VIVÊNCIAS DA PELE E DO CORAÇÃO

27 de novembro de 2017 749

Ah, vivências da pele e do coração! Quantas acrescentam e quantas despedaçam! O fato se deu em um lugar distante, à beira da praia.
A menina cresceu, um pouco ou muito não saberia dizer, em pedaços. Ora com a mãe, ora com o pai, ora com a rua. A rua no sentido de desvendá-la até altas horas da noite sem limite algum. 
Foi na escuridão que o homem, de idade bem acima do que a dela, pensou em gandaia. Veio o carro, a barraca de pastel, o retorno e a “vitória” dele sobre seu corpo de menina de cabelos loiros com tranças e fitas. De início, imaginou-se adulta, mas quando sentiu a respiração ofegante dele, sem ternura alguma, pediu que parasse. Tudo em vão. Não cessou. Tinha-a como sua caça naquele dia.
A mãe, que ignorava os percursos da filha até a noite alta, tomou providência ao ser chamada pelo dono da farmácia, que ouvira, de uma amiga da menina, o relato de susto, incerteza, confusão interior... 
A pele do homem roçou com impacto na pele da garota e ela, até hoje, tem dúvida de quem foi a culpa.  Nem pensa na falta de proteção que a fez vítima.
O processo continua em segunda instância.

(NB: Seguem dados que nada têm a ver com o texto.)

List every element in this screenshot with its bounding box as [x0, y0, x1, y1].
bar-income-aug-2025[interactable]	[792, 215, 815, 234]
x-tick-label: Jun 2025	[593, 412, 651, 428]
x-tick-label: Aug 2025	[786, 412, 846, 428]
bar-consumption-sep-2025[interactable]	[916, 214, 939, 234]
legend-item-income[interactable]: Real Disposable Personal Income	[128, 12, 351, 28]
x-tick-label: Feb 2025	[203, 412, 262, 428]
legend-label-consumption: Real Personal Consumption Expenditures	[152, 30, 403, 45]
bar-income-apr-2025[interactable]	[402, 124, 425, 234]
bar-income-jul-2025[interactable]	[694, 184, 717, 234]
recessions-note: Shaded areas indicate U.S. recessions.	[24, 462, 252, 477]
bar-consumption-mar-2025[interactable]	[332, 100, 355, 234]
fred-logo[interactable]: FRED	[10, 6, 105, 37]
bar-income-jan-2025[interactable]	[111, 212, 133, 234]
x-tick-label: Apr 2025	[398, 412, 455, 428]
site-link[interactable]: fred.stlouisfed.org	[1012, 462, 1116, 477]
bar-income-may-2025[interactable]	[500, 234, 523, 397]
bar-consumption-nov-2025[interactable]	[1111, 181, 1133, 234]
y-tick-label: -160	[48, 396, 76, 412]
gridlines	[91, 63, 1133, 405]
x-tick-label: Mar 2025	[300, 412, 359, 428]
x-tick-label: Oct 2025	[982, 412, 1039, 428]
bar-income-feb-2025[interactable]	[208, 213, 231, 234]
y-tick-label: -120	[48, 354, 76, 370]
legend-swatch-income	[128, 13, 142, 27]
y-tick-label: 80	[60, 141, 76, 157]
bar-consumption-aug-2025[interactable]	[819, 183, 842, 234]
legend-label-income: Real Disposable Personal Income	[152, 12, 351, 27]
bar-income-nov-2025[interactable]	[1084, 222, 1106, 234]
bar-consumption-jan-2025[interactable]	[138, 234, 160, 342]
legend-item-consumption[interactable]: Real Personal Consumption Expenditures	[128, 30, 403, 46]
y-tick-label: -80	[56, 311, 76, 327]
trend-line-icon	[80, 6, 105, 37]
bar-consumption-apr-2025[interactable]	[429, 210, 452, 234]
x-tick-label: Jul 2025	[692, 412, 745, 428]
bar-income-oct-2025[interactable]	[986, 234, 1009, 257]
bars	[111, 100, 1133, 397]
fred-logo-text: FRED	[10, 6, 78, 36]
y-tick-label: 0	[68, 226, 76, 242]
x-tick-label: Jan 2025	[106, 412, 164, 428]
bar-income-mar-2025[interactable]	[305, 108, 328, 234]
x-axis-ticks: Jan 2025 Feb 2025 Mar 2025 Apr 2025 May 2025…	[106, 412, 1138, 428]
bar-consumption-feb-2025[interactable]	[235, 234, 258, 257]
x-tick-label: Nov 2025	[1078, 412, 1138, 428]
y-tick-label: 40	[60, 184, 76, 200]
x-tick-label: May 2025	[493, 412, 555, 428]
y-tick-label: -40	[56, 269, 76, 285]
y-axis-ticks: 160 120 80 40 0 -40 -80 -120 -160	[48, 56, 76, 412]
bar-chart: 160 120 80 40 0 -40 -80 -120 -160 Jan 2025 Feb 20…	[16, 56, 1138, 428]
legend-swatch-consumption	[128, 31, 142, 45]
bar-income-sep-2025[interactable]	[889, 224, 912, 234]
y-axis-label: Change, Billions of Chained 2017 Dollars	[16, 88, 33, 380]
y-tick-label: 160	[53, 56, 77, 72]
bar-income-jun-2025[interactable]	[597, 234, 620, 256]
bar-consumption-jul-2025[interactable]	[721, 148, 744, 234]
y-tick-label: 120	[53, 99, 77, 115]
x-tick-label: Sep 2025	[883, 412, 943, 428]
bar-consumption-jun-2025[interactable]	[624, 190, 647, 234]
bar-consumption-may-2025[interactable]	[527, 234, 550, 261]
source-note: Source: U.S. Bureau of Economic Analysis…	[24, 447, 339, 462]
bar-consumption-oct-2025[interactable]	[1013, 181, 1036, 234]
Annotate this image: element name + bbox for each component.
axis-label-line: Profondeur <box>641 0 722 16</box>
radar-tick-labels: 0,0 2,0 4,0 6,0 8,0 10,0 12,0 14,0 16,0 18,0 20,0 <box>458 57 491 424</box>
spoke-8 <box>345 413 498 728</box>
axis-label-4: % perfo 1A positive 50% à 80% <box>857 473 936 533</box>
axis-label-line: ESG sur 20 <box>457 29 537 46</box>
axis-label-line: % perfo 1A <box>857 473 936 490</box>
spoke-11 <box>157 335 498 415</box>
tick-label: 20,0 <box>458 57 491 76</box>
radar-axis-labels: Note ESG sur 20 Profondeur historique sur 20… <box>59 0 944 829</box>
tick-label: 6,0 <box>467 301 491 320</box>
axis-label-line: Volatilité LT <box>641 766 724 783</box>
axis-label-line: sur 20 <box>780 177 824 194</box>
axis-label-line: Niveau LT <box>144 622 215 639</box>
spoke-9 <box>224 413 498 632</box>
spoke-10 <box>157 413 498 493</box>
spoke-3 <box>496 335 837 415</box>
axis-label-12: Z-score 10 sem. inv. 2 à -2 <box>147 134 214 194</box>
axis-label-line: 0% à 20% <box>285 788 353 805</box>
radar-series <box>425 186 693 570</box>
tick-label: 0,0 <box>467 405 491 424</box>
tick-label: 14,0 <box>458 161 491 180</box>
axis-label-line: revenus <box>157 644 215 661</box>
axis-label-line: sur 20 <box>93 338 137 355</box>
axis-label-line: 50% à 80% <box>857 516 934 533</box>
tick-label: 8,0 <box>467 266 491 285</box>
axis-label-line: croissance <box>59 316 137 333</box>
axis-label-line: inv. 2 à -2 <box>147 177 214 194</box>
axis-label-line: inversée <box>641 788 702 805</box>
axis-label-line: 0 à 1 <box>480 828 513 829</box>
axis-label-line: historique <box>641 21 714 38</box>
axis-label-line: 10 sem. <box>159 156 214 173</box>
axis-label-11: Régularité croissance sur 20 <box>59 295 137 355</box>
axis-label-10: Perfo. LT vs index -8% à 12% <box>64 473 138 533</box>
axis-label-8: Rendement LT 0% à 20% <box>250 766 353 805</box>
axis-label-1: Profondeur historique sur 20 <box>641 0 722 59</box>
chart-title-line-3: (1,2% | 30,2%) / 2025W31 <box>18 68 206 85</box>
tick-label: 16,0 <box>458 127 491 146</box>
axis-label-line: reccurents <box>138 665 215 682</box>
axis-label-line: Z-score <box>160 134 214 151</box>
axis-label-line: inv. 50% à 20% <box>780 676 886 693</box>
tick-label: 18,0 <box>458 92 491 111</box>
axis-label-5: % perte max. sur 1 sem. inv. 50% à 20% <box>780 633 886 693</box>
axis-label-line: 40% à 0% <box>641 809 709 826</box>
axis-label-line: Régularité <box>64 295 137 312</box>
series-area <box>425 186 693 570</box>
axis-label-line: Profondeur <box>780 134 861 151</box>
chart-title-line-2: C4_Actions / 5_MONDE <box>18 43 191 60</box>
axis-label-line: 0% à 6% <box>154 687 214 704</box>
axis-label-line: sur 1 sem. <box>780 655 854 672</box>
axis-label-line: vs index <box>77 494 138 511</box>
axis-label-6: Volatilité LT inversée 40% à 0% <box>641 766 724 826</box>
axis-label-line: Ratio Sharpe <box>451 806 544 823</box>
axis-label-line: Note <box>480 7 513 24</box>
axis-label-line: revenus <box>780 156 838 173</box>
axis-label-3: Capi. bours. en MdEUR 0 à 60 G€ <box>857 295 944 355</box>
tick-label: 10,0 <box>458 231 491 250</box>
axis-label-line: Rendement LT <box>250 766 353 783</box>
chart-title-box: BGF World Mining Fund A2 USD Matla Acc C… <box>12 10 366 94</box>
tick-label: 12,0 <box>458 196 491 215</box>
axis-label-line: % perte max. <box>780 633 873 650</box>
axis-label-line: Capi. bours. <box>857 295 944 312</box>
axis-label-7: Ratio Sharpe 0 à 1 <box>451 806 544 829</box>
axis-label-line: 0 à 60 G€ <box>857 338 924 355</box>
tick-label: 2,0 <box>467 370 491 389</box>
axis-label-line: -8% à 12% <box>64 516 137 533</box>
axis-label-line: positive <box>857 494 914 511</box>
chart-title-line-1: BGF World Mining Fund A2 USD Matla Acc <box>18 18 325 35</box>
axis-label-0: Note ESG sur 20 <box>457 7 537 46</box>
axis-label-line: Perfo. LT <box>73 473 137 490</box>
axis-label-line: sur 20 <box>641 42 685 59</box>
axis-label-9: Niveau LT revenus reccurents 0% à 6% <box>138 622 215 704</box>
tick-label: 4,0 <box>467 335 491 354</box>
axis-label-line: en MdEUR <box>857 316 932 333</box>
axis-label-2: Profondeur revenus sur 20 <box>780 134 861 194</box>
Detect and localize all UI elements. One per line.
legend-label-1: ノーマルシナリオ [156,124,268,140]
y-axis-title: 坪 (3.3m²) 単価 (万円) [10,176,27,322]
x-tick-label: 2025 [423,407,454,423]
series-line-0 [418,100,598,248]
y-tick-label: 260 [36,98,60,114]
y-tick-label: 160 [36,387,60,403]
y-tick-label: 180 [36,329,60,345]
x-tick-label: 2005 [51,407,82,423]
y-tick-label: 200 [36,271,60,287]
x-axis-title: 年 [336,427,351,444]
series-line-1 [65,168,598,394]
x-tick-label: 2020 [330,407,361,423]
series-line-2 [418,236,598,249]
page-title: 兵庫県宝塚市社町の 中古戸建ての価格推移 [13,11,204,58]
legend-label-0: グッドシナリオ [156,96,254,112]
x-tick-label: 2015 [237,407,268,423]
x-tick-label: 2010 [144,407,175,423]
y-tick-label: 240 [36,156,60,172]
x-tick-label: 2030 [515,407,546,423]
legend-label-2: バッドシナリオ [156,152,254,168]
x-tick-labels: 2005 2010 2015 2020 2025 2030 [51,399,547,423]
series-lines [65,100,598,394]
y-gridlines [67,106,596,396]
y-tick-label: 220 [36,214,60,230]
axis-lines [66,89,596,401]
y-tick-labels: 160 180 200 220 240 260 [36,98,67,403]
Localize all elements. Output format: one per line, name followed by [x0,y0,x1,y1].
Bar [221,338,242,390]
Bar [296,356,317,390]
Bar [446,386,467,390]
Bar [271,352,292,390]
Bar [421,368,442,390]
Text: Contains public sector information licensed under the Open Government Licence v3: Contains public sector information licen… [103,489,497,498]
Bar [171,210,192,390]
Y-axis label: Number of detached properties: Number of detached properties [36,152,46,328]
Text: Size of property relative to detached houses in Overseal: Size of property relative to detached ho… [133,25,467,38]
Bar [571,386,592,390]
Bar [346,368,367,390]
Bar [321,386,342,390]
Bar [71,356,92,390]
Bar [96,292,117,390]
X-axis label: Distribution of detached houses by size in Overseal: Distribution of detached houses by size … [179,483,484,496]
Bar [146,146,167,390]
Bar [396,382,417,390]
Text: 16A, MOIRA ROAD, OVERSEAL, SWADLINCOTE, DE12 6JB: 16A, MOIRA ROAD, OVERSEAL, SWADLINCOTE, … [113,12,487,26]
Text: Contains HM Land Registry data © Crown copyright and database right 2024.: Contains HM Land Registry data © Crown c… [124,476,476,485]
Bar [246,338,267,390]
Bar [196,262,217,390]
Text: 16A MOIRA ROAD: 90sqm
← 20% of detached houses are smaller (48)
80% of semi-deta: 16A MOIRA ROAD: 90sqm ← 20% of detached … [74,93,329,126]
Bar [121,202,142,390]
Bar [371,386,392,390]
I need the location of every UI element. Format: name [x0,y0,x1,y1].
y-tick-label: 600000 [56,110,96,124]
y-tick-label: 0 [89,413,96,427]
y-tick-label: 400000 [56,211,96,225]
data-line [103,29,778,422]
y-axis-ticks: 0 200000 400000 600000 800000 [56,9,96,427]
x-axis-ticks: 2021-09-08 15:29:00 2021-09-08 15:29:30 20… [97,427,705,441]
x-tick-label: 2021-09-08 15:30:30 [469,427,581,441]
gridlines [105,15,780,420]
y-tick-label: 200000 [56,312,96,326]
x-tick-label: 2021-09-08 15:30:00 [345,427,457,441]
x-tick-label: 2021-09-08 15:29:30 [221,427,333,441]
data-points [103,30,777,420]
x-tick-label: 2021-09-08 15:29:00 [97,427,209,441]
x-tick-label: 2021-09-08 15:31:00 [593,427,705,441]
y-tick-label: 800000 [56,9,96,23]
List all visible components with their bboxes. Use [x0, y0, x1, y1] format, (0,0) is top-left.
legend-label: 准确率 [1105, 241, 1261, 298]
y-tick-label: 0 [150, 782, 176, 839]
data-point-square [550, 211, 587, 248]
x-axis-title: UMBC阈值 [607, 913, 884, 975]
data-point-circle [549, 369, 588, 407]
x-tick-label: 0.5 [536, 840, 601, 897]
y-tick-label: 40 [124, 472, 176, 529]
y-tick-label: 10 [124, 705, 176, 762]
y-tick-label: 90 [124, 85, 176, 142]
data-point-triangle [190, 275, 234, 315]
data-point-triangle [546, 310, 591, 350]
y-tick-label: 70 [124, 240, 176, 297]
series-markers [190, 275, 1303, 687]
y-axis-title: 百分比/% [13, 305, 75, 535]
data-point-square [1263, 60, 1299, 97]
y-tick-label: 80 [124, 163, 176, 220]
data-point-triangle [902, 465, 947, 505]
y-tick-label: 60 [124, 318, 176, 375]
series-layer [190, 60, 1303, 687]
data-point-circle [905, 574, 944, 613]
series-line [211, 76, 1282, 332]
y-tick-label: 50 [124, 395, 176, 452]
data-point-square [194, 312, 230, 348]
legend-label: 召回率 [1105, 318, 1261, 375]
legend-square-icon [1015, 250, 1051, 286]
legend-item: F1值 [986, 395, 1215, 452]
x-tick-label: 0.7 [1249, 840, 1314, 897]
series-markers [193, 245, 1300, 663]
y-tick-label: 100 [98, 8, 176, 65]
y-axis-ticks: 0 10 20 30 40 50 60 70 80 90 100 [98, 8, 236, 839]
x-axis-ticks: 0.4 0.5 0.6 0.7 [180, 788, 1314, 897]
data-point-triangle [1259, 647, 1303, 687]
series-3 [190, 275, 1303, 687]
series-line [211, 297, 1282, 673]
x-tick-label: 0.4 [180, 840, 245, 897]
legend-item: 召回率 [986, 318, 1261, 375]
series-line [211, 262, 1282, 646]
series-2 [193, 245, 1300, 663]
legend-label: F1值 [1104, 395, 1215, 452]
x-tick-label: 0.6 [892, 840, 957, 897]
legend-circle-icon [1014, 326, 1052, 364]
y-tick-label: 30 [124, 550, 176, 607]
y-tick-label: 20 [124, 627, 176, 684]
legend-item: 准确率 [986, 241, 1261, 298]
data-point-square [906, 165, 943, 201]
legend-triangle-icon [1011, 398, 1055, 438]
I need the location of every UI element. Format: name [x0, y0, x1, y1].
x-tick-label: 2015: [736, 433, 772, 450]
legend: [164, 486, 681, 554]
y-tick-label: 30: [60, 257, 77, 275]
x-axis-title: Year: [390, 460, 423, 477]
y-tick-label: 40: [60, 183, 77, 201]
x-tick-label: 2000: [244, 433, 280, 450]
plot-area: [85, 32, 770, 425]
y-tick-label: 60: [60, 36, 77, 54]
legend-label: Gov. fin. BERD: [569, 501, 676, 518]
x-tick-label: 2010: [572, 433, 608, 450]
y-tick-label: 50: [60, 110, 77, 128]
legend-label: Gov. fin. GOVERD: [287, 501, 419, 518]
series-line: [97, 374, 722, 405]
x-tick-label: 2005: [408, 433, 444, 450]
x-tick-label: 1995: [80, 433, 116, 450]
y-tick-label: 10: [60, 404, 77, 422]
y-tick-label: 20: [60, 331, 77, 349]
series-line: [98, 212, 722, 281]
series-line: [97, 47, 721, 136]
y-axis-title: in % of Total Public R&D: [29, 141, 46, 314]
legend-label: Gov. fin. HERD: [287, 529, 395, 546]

Pelos depoimentos, existe a incerteza se, pelo seu desenvolvimento físico, o indivíduo poderia tê-la confundido com uma adolescente acima de 14 anos e aceitar o pastel seria sinal de conivência com os desejos dele. 
Estou convencida de que ela não perseguia sensações de epiderme, mas aconchego; buscava meiguice para seu coração com hematomas.
E para fazê-la crer que não é somente carne recoberta por pele? E para fazê-la crer que a sua função no mundo não é estar à disposição de quem deseja seu corpo? E para acreditar que é possível, mesmo com o corpo rompido, construir uma história do amor?
Pelo que soube, desconheço a veracidade, a mãe da menina não se encontra confiante na culpa do predador, com quem tem “criado laços”. 
Coisas da pele para quem não tem coração. Coisas do coração para quem sonhava ir além da pele.

 

 

 

 

MARIA CRISTINA CASTILHO DE ANDRADE -

 Professora e cronista. Coordenadora diocesana da Pastoral da Mulher – Santa Maria Madalena/ Magdala. Jundiaí, Brasil.